Who am I? I used to blog but I just can't seem to stick with it. I am a 34 year old mother of 3, I have fought depression, I have fought opiate addiction. I have had suicidal fantasies. I can relate to you. I am also a Nirvana fan, maybe not quite to the extent you are. Oh and I am also a cam whore, lol, well dominatrix but you know, some people can't get their shit straight. Just wanted to introduce myself to you for some reason. I don't usually do that. I just make little comments here and there. My god I've written you a book. Sorry and keep writing, you have a new avid reader.
Carrion Doll

AnnaGrace said...

Carrion Doll,

I am pleased that you found me and are actually taking time to read the back story.
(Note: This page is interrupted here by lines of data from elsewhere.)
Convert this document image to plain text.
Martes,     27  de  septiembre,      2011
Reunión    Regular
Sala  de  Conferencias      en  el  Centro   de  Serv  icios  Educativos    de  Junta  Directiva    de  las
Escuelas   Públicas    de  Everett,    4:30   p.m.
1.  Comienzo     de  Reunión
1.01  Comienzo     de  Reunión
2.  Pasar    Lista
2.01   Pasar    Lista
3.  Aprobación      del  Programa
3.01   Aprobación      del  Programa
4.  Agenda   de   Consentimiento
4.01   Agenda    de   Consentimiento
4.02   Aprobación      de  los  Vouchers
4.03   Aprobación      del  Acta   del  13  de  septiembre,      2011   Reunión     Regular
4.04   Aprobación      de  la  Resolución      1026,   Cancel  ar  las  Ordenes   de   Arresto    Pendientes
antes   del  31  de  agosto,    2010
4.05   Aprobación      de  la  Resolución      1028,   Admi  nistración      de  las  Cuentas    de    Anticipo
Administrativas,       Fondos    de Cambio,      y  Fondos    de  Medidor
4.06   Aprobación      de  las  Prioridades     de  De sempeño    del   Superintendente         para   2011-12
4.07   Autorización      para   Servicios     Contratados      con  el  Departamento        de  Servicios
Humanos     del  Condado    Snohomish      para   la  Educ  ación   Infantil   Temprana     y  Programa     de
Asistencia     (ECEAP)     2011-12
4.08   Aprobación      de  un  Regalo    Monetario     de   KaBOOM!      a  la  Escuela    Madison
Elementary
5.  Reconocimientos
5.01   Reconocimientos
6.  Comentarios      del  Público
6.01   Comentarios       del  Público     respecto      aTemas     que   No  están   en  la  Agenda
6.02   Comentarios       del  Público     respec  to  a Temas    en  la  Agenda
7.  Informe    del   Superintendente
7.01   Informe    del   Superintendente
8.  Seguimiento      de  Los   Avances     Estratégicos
I didn't think anyone did that.
We really do have alot in common. I've read every comment you have left me, but you've left them all over my blog. So I found the first one you left and answered it so you knew I was reading and enjoying you long answers. I really do like the long comments btw. I wish you kept up a blog I would read it in a second. Props on being a mommy. I don't know how you women do it. I sometimes wish I had, had children, but I know I would have fucked the up beyond repair. I love kids though. They are fun to play with when you don't "own" them.
Gots to go. Nice meeting you.

Carrion Doll said...

Good, I am glad I am not bothering you then. Problem is, i can't always remember which ones I have left a comment on and might miss some comments back,lol. Except on the new ones, those I can remember to go back and look. I hit you up on thejunkyunderground also.